For each pair of “ reference pdf, conversion result ” we calculated the similarity by the length of the extracted text and by the frequencies of the extracted words. Naturally, these metrics were obtained only in cases where the conversion was successful. Therefore, we do not consider the results of Syncfusion here. DevExpress and GroupDocs showed similar performance. On the DevExpress side, a significantly higher percentage of successful conversion, on the GD side, correct work with footnotes.


Given the results, the choice was obvious. We still use the solution from DevExpress and will soon plan to upgrade to its 19th version.


There is a PDF, extract text with formatting


So, we can convert documents to pdf. Now we are faced with another task: using DevExpress to extract text, knowing all the information we need about each word.
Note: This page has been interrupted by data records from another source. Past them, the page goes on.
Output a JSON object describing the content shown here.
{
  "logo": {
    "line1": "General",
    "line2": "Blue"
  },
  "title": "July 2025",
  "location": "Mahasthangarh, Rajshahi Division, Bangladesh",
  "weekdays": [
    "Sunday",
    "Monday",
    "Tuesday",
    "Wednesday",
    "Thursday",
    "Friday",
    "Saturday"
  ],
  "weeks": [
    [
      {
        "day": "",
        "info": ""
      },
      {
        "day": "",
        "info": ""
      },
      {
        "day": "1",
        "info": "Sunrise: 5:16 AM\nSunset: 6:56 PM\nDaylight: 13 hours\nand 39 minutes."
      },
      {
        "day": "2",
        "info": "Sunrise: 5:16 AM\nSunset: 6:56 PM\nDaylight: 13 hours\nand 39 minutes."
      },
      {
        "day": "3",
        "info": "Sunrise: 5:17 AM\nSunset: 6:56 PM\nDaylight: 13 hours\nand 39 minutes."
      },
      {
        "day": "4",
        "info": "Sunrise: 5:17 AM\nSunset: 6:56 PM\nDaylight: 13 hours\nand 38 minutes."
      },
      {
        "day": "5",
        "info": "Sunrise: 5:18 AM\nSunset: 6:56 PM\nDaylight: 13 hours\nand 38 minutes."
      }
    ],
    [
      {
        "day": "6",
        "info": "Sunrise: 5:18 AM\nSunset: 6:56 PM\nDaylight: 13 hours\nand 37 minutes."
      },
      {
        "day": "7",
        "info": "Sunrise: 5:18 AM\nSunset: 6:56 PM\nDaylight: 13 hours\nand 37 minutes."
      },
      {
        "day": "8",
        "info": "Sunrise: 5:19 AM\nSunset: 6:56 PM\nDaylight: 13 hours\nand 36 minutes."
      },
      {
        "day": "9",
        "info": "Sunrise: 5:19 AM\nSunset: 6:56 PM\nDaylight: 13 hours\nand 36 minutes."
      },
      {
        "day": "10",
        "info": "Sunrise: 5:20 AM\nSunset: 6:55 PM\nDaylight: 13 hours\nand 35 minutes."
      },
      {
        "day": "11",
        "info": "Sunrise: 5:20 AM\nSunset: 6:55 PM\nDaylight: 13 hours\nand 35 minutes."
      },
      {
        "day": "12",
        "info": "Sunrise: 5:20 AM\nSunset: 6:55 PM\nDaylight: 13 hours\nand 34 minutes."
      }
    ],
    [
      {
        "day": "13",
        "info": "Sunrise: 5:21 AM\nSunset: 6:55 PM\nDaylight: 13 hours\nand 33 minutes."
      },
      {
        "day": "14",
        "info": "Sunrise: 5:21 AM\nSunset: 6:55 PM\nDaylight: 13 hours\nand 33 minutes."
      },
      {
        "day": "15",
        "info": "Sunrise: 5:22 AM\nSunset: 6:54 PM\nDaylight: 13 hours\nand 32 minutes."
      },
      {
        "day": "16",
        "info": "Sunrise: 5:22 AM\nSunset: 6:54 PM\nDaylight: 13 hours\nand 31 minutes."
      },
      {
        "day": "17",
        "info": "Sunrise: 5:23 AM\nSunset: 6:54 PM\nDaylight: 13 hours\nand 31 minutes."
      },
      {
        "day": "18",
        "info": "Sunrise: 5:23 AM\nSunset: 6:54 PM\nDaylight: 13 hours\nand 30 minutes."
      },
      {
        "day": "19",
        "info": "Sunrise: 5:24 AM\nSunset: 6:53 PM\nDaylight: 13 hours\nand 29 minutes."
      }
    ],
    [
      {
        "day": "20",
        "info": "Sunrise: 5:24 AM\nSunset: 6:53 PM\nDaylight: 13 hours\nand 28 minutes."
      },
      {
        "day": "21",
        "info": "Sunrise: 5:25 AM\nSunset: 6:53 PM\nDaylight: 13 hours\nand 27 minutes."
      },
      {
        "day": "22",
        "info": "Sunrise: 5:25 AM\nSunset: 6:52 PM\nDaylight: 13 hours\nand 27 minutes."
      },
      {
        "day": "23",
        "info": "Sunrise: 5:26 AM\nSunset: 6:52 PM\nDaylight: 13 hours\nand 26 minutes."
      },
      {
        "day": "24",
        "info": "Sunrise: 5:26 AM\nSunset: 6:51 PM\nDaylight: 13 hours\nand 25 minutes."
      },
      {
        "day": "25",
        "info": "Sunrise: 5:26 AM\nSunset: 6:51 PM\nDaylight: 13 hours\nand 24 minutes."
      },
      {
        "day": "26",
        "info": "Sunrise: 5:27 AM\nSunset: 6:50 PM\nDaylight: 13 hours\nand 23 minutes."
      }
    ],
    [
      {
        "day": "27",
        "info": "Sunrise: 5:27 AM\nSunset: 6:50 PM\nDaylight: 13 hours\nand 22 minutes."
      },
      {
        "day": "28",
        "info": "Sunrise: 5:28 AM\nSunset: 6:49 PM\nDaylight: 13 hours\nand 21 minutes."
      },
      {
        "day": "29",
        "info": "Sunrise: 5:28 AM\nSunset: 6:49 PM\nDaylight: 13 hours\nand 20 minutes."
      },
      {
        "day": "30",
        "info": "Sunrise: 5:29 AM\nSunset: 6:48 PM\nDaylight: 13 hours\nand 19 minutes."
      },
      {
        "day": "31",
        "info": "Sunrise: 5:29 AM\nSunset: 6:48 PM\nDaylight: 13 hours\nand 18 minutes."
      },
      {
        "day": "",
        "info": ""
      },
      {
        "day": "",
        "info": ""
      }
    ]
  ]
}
Namely:



The image shows a breakdown of the text into pages, and also illustrates the correspondence of the words of the text of the page area.
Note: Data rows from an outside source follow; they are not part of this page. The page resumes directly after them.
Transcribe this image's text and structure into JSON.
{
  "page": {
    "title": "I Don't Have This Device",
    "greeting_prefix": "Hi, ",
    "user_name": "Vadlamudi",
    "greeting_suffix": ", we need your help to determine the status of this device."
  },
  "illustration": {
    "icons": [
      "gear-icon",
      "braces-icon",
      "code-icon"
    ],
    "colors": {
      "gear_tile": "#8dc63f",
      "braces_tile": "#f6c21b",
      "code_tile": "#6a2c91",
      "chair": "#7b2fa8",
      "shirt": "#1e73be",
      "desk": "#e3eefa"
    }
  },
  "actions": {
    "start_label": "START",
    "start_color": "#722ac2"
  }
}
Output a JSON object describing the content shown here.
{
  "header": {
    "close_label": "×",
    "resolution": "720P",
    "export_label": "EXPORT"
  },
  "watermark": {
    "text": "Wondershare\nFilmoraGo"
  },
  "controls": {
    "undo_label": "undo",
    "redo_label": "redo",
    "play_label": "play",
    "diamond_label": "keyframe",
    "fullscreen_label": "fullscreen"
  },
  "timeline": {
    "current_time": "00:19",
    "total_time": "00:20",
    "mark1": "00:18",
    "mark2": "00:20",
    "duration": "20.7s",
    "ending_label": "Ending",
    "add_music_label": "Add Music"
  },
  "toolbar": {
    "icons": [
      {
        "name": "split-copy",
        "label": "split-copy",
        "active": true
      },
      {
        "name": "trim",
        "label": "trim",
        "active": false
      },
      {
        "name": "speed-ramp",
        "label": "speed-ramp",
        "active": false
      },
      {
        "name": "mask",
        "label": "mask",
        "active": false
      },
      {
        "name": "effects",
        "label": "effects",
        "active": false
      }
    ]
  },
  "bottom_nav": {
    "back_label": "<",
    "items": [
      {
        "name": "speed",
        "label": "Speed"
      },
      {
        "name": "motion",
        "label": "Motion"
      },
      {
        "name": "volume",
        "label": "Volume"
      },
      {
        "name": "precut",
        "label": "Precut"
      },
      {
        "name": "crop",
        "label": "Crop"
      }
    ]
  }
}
Image Source: Header Metadata Extraction from Scientific Documents


It would seem that everything should be simple. We look, what API provides us DevExpress:



Okay, everything seems to be there. But how to get the necessary data for each word in the text of the document, which returns DevExpress? We don’t really want to collect the text of a document from words, because, for example, we don’t have information, where between words is just a space, and where is a line break. We'll have to come up with heuristics based on the location of the words ... The text is here, we have already assembled it.



Image source: Eureka!


The obvious solution is to match the words with the text of the document. We look - indeed, in the text of the document the words are arranged in the same order in which the iterator returns them by the words of the document.


We quickly implement a simple word matching algorithm with the text of the document, we add checks that everything is correctly matched, we start ...



Indeed, on the vast majority of pages, everything works correctly, but, unfortunately, not on all pages.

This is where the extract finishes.